Claim complexity also has an impact on our costs. We continue to see many claims in areas such as pension advice and general insurance that take significant amounts of time to investigate and resolve. They also require expertise and often rely on third parties to provide information and evidence which can take many months. These claims tend to be higher value, but we are seeing their costs spread over more years than we initially expected due to their complexity.

FSCS’s priorities for 2022/23

Providing a trusted compensation service that helps build confidence in the industry is at the core of our mission. The ‘Prepare’ and ‘Protect’ parts of our strategy are about ensuring we deliver this and put our customers back on track as soon as possible. This year, alongside handling the firm failures and claims that come to us, we are working on our customer experience of the future – how we can continue delivering great service whilst leveraging new technology, innovation and managing our costs. There is also a new part of the market coming under FSCS protection, Funeral Plans, which will have its own funding class. We are embedding this new area into our business so that we are prepared for any failures that happen after the firms come under FCA regulation at the end of July.

This year, £698m is forecast to go to our customers as compensation. The ‘Promote’ and ‘Prevent’ areas of our strategy look to address the harm that underpins this cost, both through initiatives that we lead and through collaboration with the regulatory bodies and industry. We continue to support existing work in these areas, such as the FCA’s Consumer Investments Strategy. We are also working on clearly defining FSCS’s ambition for consumers. We believe there is value in going beyond raising general awareness of the compensation scheme and are looking at specific groups of consumers and ‘moments’ in their lives where we can have the greatest impact.

One of these moments is when a customer realises they can make a claim with FSCS, and must choose whether to claim directly for free, or use the services of a representative. We have recently spoken to a number of our customers who chose to use representatives to find out more about why they made that decision and how much they knew about their options. 41% of the customers we spoke to were not aware there was a free option, and around three in five told us they would definitely make a claim directly for free if they ever had cause to do so again. The insights from this research are helping us shape the next phase of our consumer strategy.

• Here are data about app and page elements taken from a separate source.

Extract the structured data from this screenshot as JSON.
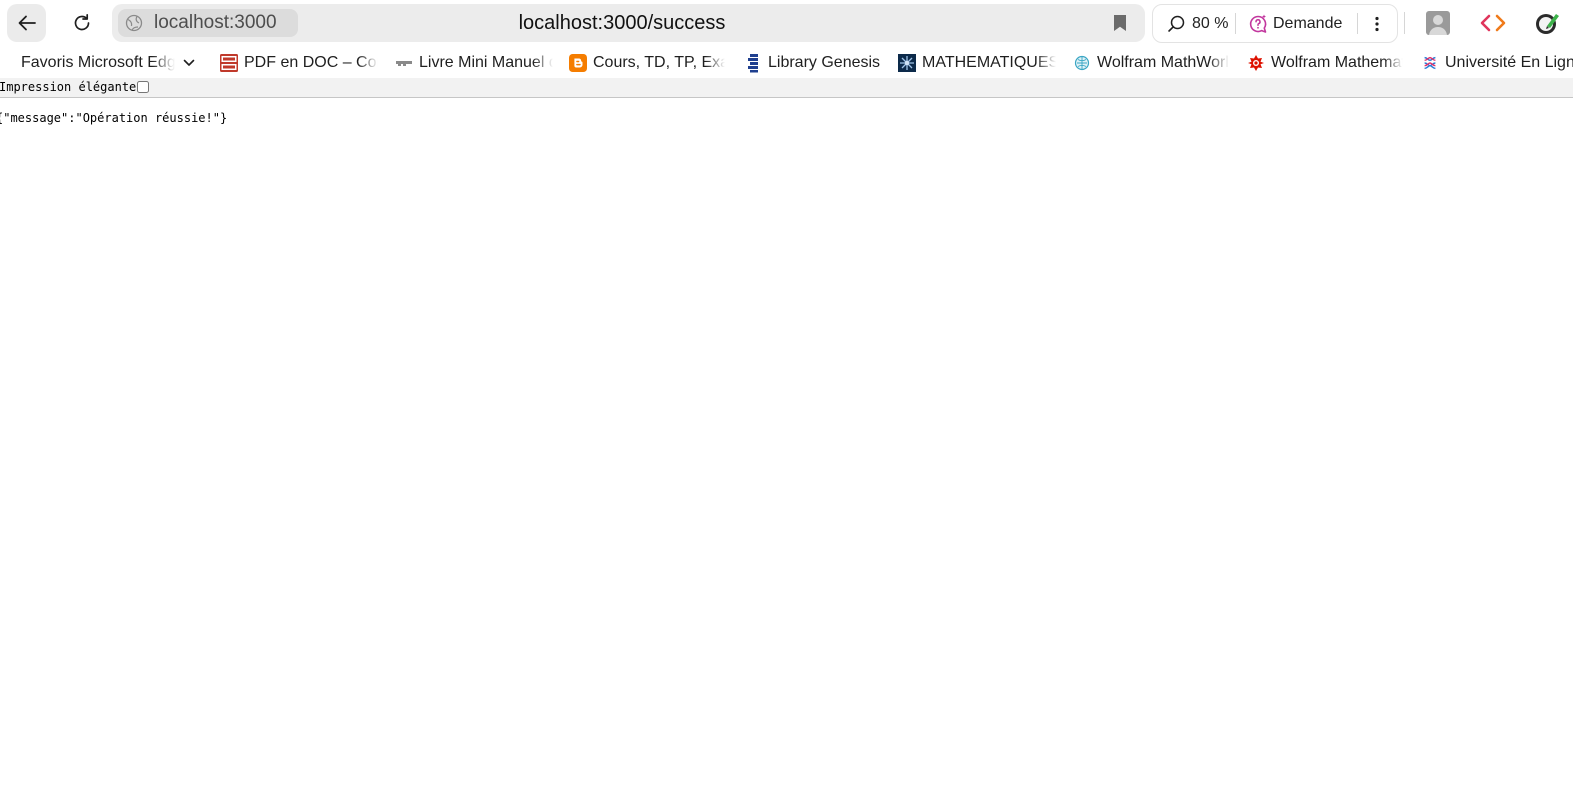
{
  "browser": {
    "site_chip": "localhost:3000",
    "url": "localhost:3000/success",
    "zoom": "80 %",
    "ask_label": "Demande",
    "accent_ask": "#c2379e"
  },
  "bookmarks": [
    {
      "label": "Favoris Microsoft Edge",
      "icon": "none"
    },
    {
      "label": "PDF en DOC – Convertir",
      "icon": "pdf-doc-icon"
    },
    {
      "label": "Livre Mini Manuel de",
      "icon": "book-icon"
    },
    {
      "label": "Cours, TD, TP, Exams",
      "icon": "blogger-icon"
    },
    {
      "label": "Library Genesis",
      "icon": "library-genesis-icon"
    },
    {
      "label": "MATHEMATIQUES",
      "icon": "math-star-icon"
    },
    {
      "label": "Wolfram MathWorld",
      "icon": "mathworld-icon"
    },
    {
      "label": "Wolfram Mathematica",
      "icon": "wolfram-icon"
    },
    {
      "label": "Université En Ligne",
      "icon": "uel-icon"
    }
  ],
  "page": {
    "pretty_print_label": "Impression élégante",
    "pretty_print_checked": false,
    "json_body": "{\"message\":\"Opération réussie!\"}"
  }
}
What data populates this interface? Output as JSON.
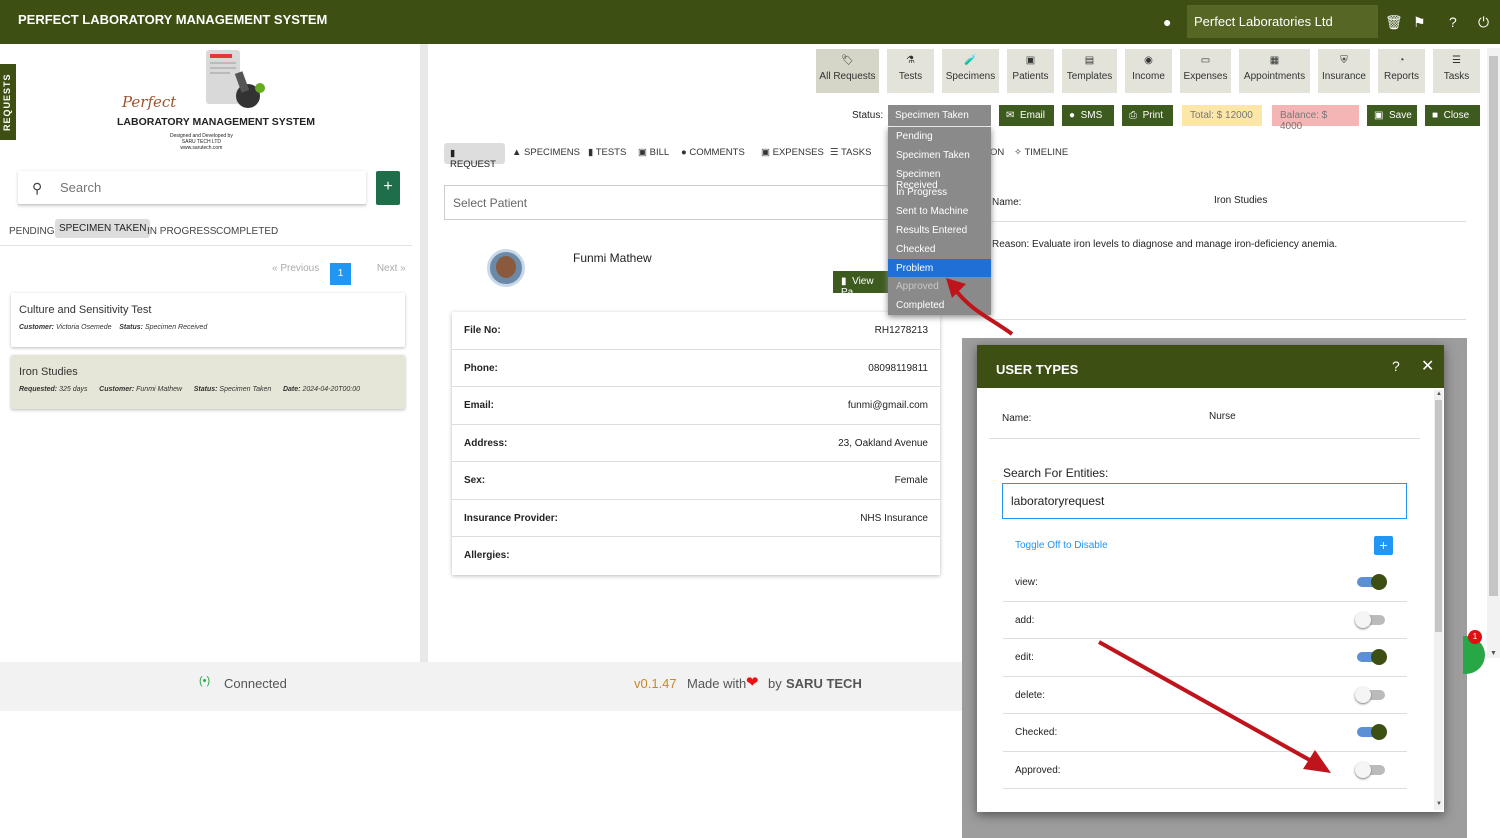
{
  "app": {
    "title": "PERFECT LABORATORY MANAGEMENT SYSTEM",
    "company": "Perfect Laboratories Ltd"
  },
  "sidebar_tab": "REQUESTS",
  "logo": {
    "line1": "Perfect",
    "line2": "LABORATORY MANAGEMENT SYSTEM",
    "small1": "Designed and Developed by",
    "small2": "SARU TECH LTD",
    "small3": "www.sarutech.com"
  },
  "left": {
    "search_placeholder": "Search",
    "add_label": "+",
    "tabs": [
      "PENDING",
      "SPECIMEN TAKEN",
      "IN PROGRESS",
      "COMPLETED"
    ],
    "pagination": {
      "prev": "« Previous",
      "page": "1",
      "next": "Next »"
    },
    "cards": [
      {
        "title": "Culture and Sensitivity Test",
        "customer_k": "Customer:",
        "customer": "Victoria Osemede",
        "status_k": "Status:",
        "status": "Specimen Received"
      },
      {
        "title": "Iron Studies",
        "requested_k": "Requested:",
        "requested": "325 days",
        "customer_k": "Customer:",
        "customer": "Funmi Mathew",
        "status_k": "Status:",
        "status": "Specimen Taken",
        "date_k": "Date:",
        "date": "2024-04-20T00:00"
      }
    ]
  },
  "nav": [
    {
      "label": "All Requests",
      "icon": "tag-icon",
      "glyph": "🏷"
    },
    {
      "label": "Tests",
      "icon": "flask-icon",
      "glyph": "⚗"
    },
    {
      "label": "Specimens",
      "icon": "specimen-icon",
      "glyph": "🧪"
    },
    {
      "label": "Patients",
      "icon": "id-card-icon",
      "glyph": "▣"
    },
    {
      "label": "Templates",
      "icon": "file-icon",
      "glyph": "▤"
    },
    {
      "label": "Income",
      "icon": "coins-icon",
      "glyph": "◉"
    },
    {
      "label": "Expenses",
      "icon": "money-icon",
      "glyph": "▭"
    },
    {
      "label": "Appointments",
      "icon": "calendar-icon",
      "glyph": "▦"
    },
    {
      "label": "Insurance",
      "icon": "shield-icon",
      "glyph": "⛨"
    },
    {
      "label": "Reports",
      "icon": "pie-chart-icon",
      "glyph": "◔"
    },
    {
      "label": "Tasks",
      "icon": "list-icon",
      "glyph": "☰"
    }
  ],
  "status_bar": {
    "label": "Status:",
    "value": "Specimen Taken",
    "email": "Email",
    "sms": "SMS",
    "print": "Print",
    "total": "Total: $ 12000",
    "balance": "Balance: $ 4000",
    "save": "Save",
    "close": "Close"
  },
  "status_options": [
    {
      "label": "Pending",
      "state": "normal"
    },
    {
      "label": "Specimen Taken",
      "state": "normal"
    },
    {
      "label": "Specimen Received",
      "state": "normal"
    },
    {
      "label": "In Progress",
      "state": "normal"
    },
    {
      "label": "Sent to Machine",
      "state": "normal"
    },
    {
      "label": "Results Entered",
      "state": "normal"
    },
    {
      "label": "Checked",
      "state": "normal"
    },
    {
      "label": "Problem",
      "state": "selected"
    },
    {
      "label": "Approved",
      "state": "disabled"
    },
    {
      "label": "Completed",
      "state": "normal"
    }
  ],
  "tabs": {
    "request": "REQUEST",
    "specimens": "SPECIMENS",
    "tests": "TESTS",
    "bill": "BILL",
    "comments": "COMMENTS",
    "expenses": "EXPENSES",
    "tasks": "TASKS",
    "on": "ON",
    "timeline": "TIMELINE"
  },
  "patient": {
    "select_placeholder": "Select  Patient",
    "name": "Funmi Mathew",
    "view_btn": "View Pa",
    "rows": [
      {
        "k": "File No:",
        "v": "RH1278213"
      },
      {
        "k": "Phone:",
        "v": "08098119811"
      },
      {
        "k": "Email:",
        "v": "funmi@gmail.com"
      },
      {
        "k": "Address:",
        "v": "23, Oakland Avenue"
      },
      {
        "k": "Sex:",
        "v": "Female"
      },
      {
        "k": "Insurance Provider:",
        "v": "NHS Insurance"
      },
      {
        "k": "Allergies:",
        "v": ""
      }
    ]
  },
  "test_info": {
    "name_k": "Name:",
    "name_v": "Iron Studies",
    "reason": "Reason:  Evaluate iron levels to diagnose and manage iron-deficiency anemia."
  },
  "badge_count": "1",
  "modal": {
    "title": "USER TYPES",
    "help": "?",
    "close": "✕",
    "name_k": "Name:",
    "name_v": "Nurse",
    "search_label": "Search For Entities:",
    "search_value": "laboratoryrequest",
    "toggle_label": "Toggle Off to Disable",
    "add": "+",
    "permissions": [
      {
        "label": "view:",
        "on": true
      },
      {
        "label": "add:",
        "on": false
      },
      {
        "label": "edit:",
        "on": true
      },
      {
        "label": "delete:",
        "on": false
      },
      {
        "label": "Checked:",
        "on": true
      },
      {
        "label": "Approved:",
        "on": false
      }
    ]
  },
  "footer": {
    "connected": "Connected",
    "version": "v0.1.47",
    "made_with": "Made with",
    "by": "by",
    "company": "SARU TECH"
  },
  "colors": {
    "brand": "#3d4f13",
    "accent": "#2196f3",
    "annotation_arrow": "#c0141c"
  }
}
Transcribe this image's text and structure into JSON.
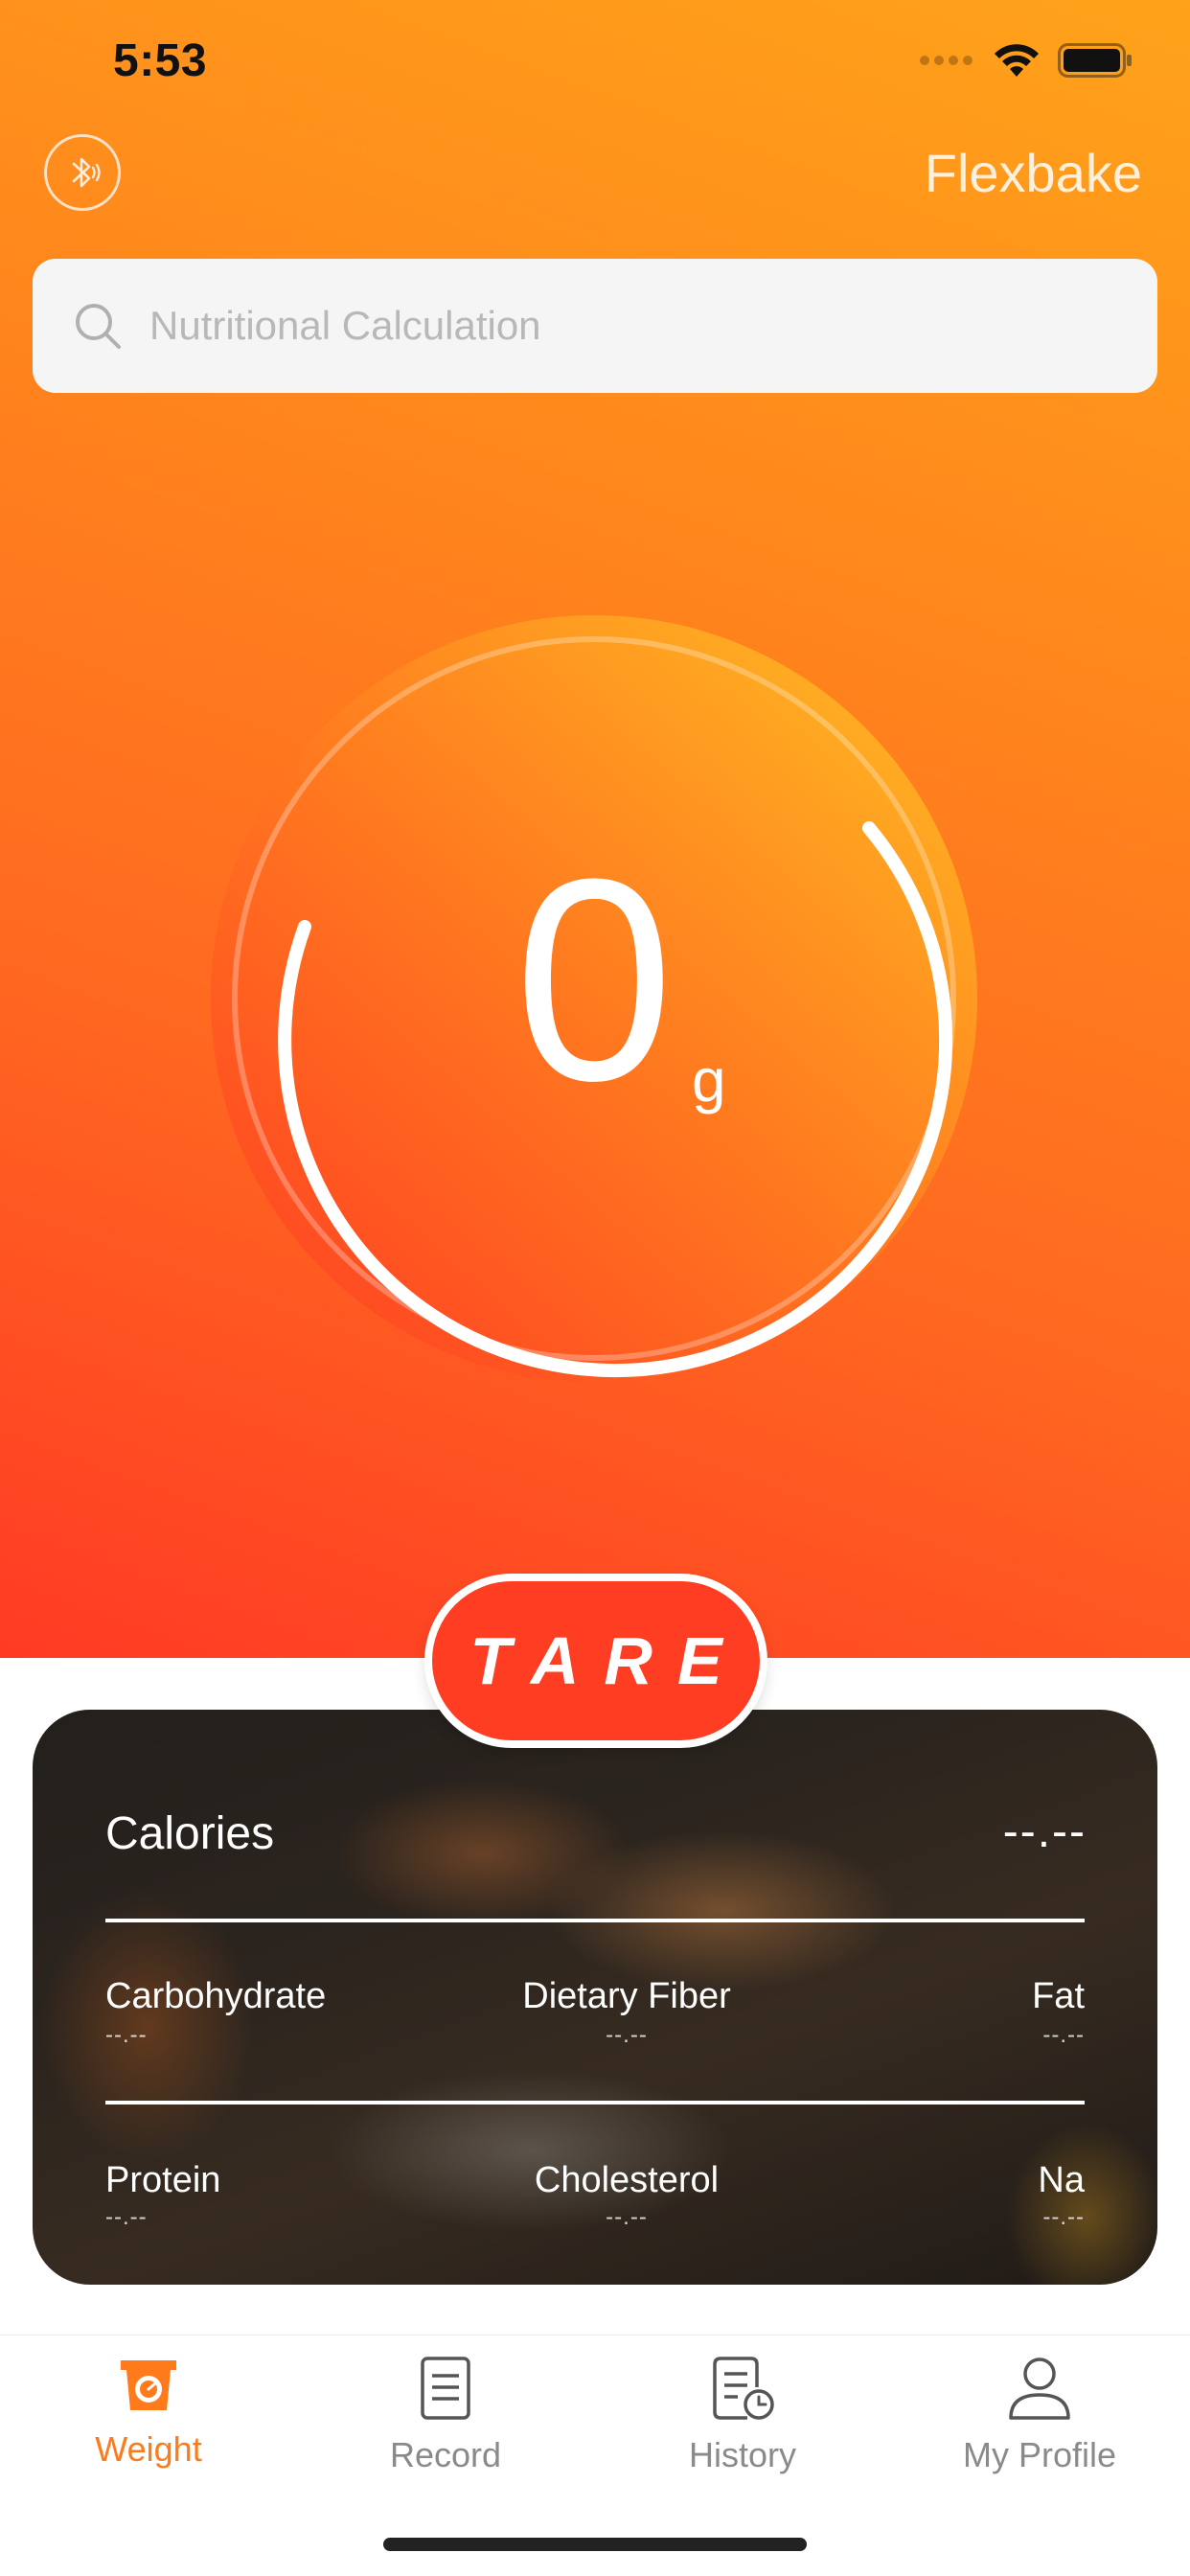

To support our work, data is key. We are creating a new insight and data hub for our teams to use and we are continuing to invest in our data capabilities so that our unique view on the industry can be captured and shared. This will help us continue to highlight issues and opportunities to the industry, regulators and others. It also helps to expose poor behaviour and pinpoint the root causes of harm so that effective solutions can be proposed.

Data also helps us with our recoveries work. Once we have paid compensation, the customers’ legal rights are transferred to FSCS. This allows us to try and recoup the compensation we have paid which essentially offsets future levies. Sometimes we recover uncompensated losses too, which we are able to pass onto customers. We can pursue recoveries against the firm that has failed, usually by making a claim in the firm’s insolvency, and against any relevant third parties who may also carry legal responsibility for our customers’ losses. These might include, for example, the professional indemnity insurers of the firm in default. Since the 2015/16 financial year, we have successfully recovered more than £290m.

We will continue to update our levy forecasting throughout the year and will share our next major update with you in the autumn edition of Outlook.